The Cambridge Associates LLC U.S. Private Equity Index returned 10.9 percent in 2011, compared to 8.4 percent for the Dow Jones Industrial Average and 2.1 percent for the S&P 500, according to data provided by Cambridge.

It was also a good year for private equity investors who wanted money back. Known as limited partners, these investors received $93.6 billion from their fund managers, the largest annual amount in the history of the index and a 30 percent increase over distributions in 2010, Cambridge said.

"The record distributions likely reflect the long-awaited completion of realization events delayed largely due to the recession and buoyed by active M&A and IPO environments in 2011," Andrea Auerbach, head of private investment research at Cambridge Associates, said in a statement.

M&A activity was off to a strong start in the first half of 2011, allowing private equity firms to shed assets. The euro zone crisis later curtailed activity, but global M&A still totaled $2.6 trillion for the entire 2011, a 7 percent increase from comparable 2010 levels, according to Thomson Reuters data.

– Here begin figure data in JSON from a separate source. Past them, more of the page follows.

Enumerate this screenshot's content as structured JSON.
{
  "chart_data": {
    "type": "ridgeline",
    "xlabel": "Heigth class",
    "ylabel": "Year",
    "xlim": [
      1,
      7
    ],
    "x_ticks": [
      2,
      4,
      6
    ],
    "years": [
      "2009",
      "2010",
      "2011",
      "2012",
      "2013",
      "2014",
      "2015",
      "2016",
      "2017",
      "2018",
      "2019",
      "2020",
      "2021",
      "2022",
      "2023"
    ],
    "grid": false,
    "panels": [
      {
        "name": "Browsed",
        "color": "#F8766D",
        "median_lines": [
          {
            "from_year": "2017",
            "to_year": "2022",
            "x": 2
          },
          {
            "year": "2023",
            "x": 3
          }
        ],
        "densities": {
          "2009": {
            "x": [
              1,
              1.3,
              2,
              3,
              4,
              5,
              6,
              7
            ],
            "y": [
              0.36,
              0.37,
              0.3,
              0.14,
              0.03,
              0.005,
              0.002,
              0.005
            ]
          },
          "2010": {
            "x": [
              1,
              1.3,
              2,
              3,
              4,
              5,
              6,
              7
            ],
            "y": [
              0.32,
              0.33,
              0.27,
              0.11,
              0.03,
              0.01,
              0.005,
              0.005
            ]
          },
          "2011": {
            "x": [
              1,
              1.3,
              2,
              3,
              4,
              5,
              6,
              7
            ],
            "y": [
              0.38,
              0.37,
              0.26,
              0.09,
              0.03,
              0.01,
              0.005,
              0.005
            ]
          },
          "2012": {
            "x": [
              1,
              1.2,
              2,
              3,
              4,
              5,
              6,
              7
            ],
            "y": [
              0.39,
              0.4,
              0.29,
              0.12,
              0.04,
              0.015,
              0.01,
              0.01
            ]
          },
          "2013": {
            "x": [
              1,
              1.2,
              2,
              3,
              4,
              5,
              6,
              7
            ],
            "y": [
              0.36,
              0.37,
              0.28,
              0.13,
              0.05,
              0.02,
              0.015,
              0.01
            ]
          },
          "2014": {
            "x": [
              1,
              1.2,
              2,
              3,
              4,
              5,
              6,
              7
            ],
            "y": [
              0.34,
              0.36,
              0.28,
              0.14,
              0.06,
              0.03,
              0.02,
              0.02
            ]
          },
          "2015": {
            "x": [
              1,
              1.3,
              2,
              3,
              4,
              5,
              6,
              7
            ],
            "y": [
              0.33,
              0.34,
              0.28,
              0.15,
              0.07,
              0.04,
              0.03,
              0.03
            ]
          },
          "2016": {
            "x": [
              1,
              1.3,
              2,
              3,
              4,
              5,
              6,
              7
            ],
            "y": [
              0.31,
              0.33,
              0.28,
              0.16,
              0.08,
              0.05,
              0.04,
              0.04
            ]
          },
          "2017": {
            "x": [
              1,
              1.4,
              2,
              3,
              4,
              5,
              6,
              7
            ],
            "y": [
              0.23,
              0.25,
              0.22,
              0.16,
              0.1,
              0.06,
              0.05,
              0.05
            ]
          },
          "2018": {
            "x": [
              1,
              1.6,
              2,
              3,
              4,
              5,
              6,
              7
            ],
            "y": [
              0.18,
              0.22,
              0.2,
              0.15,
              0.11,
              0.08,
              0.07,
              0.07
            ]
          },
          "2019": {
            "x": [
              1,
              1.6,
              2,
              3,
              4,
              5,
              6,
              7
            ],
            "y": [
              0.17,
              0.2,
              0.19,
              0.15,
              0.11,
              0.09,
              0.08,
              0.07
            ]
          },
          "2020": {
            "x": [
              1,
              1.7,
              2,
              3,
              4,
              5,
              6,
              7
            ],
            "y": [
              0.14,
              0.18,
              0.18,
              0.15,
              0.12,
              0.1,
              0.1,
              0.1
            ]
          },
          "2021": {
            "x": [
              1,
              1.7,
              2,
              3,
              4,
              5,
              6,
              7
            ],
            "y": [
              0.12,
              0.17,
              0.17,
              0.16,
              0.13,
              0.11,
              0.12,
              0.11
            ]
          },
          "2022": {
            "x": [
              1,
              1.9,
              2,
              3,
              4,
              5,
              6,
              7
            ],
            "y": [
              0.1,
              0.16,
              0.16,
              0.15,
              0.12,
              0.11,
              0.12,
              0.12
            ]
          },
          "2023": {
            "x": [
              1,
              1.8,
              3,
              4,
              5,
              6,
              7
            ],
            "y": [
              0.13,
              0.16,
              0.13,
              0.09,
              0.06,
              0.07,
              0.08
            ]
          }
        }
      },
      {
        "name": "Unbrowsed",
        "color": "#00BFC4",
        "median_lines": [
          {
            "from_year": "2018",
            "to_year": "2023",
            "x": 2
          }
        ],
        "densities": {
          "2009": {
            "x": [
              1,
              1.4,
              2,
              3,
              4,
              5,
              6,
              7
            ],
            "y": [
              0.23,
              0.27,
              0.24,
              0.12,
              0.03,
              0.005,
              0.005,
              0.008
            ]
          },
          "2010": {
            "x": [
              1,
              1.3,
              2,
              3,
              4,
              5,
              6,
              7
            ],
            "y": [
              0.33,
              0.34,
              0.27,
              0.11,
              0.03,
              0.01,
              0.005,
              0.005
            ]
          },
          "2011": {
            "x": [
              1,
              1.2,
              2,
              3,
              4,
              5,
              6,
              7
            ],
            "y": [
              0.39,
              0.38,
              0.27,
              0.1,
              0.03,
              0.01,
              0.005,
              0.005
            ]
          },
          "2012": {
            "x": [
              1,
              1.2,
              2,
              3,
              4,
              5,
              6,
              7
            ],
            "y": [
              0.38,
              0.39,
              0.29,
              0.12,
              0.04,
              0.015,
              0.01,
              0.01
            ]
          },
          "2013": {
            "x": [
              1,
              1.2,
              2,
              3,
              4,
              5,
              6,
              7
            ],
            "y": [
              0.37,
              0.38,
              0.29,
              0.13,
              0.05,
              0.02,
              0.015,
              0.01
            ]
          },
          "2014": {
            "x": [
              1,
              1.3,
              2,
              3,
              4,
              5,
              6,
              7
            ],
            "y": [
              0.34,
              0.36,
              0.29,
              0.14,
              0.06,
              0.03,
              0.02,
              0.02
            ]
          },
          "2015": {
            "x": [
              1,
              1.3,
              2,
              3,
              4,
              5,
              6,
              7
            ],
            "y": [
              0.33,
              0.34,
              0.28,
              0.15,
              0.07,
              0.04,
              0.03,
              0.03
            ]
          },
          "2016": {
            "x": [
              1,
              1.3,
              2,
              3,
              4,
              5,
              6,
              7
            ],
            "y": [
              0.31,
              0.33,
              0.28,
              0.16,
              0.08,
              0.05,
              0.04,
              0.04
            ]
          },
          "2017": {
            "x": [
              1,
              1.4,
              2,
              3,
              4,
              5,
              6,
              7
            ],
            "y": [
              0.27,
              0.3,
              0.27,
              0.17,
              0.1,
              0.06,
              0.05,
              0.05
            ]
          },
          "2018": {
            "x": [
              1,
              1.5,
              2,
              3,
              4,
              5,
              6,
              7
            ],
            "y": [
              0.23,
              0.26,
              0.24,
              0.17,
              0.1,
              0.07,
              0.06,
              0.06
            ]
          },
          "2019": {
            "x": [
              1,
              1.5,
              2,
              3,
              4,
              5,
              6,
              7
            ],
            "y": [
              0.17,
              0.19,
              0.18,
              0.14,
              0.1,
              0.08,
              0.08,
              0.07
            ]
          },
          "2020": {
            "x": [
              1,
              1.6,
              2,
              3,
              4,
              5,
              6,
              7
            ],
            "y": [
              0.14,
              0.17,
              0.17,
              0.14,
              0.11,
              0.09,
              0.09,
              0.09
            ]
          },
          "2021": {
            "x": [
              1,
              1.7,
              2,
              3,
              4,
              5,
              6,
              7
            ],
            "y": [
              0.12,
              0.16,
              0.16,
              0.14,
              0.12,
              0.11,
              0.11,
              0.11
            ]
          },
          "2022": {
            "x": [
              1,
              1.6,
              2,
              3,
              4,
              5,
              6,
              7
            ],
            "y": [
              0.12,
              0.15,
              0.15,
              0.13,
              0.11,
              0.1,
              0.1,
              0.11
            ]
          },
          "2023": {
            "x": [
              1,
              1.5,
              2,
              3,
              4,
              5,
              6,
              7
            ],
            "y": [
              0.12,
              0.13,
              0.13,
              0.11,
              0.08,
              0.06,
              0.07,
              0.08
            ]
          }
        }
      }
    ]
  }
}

Technology proved a resilient economic sector within U.S. private equity. Software led the pack in 2011 within the private equity index with an annual return of 17.9 percent, followed by information technology at 17.2 percent and media at 15.9 percent, Cambridge said.

The private equity index also beat out the performance of large public companies in the S&P 500 on a three, five and ten-year annualized basis, although it underperformed on a quarterly basis in the fourth quarter of 2011, Cambridge said.

The Cambridge Associates LLC U.S. Venture Capital Index returned 13.2 percent in 2011, also beating public markets.

Cambridge calculates its indexes based on performance results submitted by more than 4,500 private partnerships and their over 62,000 portfolio company investments.